Apa  yang  mendasari   semangat   para   ulama  NU  dalam mengkaji permasalahan agama di satu sisi serta produk budaya masyarakat  tertentu  di sisi lain, adalah semangat  kearifan mengambil kemaslahatan dalam setiap  dilema permasalahan yang  ada  serta  memakai   salah  satu  kaidah  logika:  konteks sangat  menentukan bangunan  hukum  yang  akan  terbentuk.

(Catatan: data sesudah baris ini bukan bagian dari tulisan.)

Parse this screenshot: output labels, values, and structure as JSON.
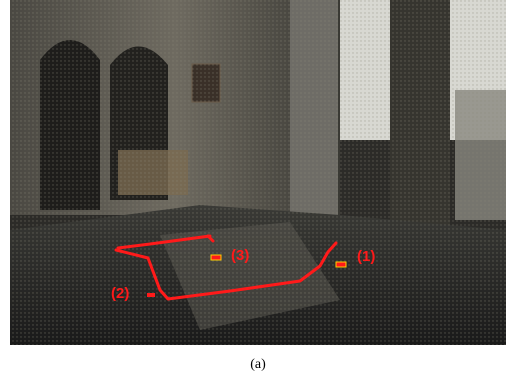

Ibnu  Abididin di dalam  risalahnya  Nasir al-‘Urf Fiy Ma Bana Min al-Ahkam ‘Ala al -‘Urf (Penyebaran Tradisi dalam Hukum- hukum yang Dibangun Berdasarkan Tradisi) mengatakan: “Banyak sekali hukum-hukum berubah oleh karena perubahan zaman yang disebabkan perubahan tradisi masyarakatnya, atau karena  terjadinya  kedaruratan atau  karena  rusaknya  generasi suatu zaman. Di mana jika hukum tetap sebagaimana apa yang ada  sebelumnya,  maka  akan  terjadi  kesulitan  dan  kerusakan di tengah masyarakat. Dan, akan menyalahi kaidah-kaidah syariat yang dibangun  di atas asas peringanan dan pemudahan dan menghindari  kerusakan  dan kerugian” (Dikutip dari Jurnal Tashwirul Afkar PP Lakpesdam NU).

Teks-teks seperti itu adalah salah satu contoh  kaidah  yang sering dipakai oleh para  ulama dan menjadi pergulatan pemikiran para santri di pesantren sehingga kemudian  lahirlah banyak sekali pemikiran-pemikiran yang mendasari  keputusan  dalam konteks kenegaraan, sosial, politik maupun kebudayaan.Tradisi yang  terasa  dinamis  dan progresif itu menemukan masa  puncaknya sejak NU dipimpin oleh Gus  Dur.

Di  bawah  kepemimpinan Gus  Dur,  telah lahir tokoh-tokoh  ulama sekaligus intelektual NU yang berlatar belakang pesantren seperti KH. Said Agil Siradj, KH. Masdar F Mas’ udi, KH. Muhammad Hussein maupun tokoh-tokoh  yang lebih muda  lain yang  telah siap  membentengi NU dari  arus tradisi pemikiran  dan  filsafat barat  kontemporer yang semakin menjauh  dari nilai-nilai Islam.

Pemikiran-pemikiran mereka yang humanis  dan membumi, semakin  menguatkan posisi  NU sebagai  pengawal Pancasila dan  UUD 45 sebagai  falsafah dan  dasar  hukum  utama  negara Republik Indonesia.Para ulama NU telah menyatakan bahwa Pancasila adalah dasar negara  Republik Indonesia secara final. Ulama, pesantren, intelektual serta massa  NU adalah penjaga utama  kehidupan bernegara yang kini kadang  terasa terancam oleh  banyaknya  gerakan-gerakan yang  bertujuan   memecah- belah NKRI dengan  berbagai  macam  alasan, termasuk  salah satunya   ancaman  radikalisme  dan   terorisme   dari  gerakan-gerakan   Islam  garis  keras  yang  sering  membuat  kekacauan dengan  mengatas-namakan agama.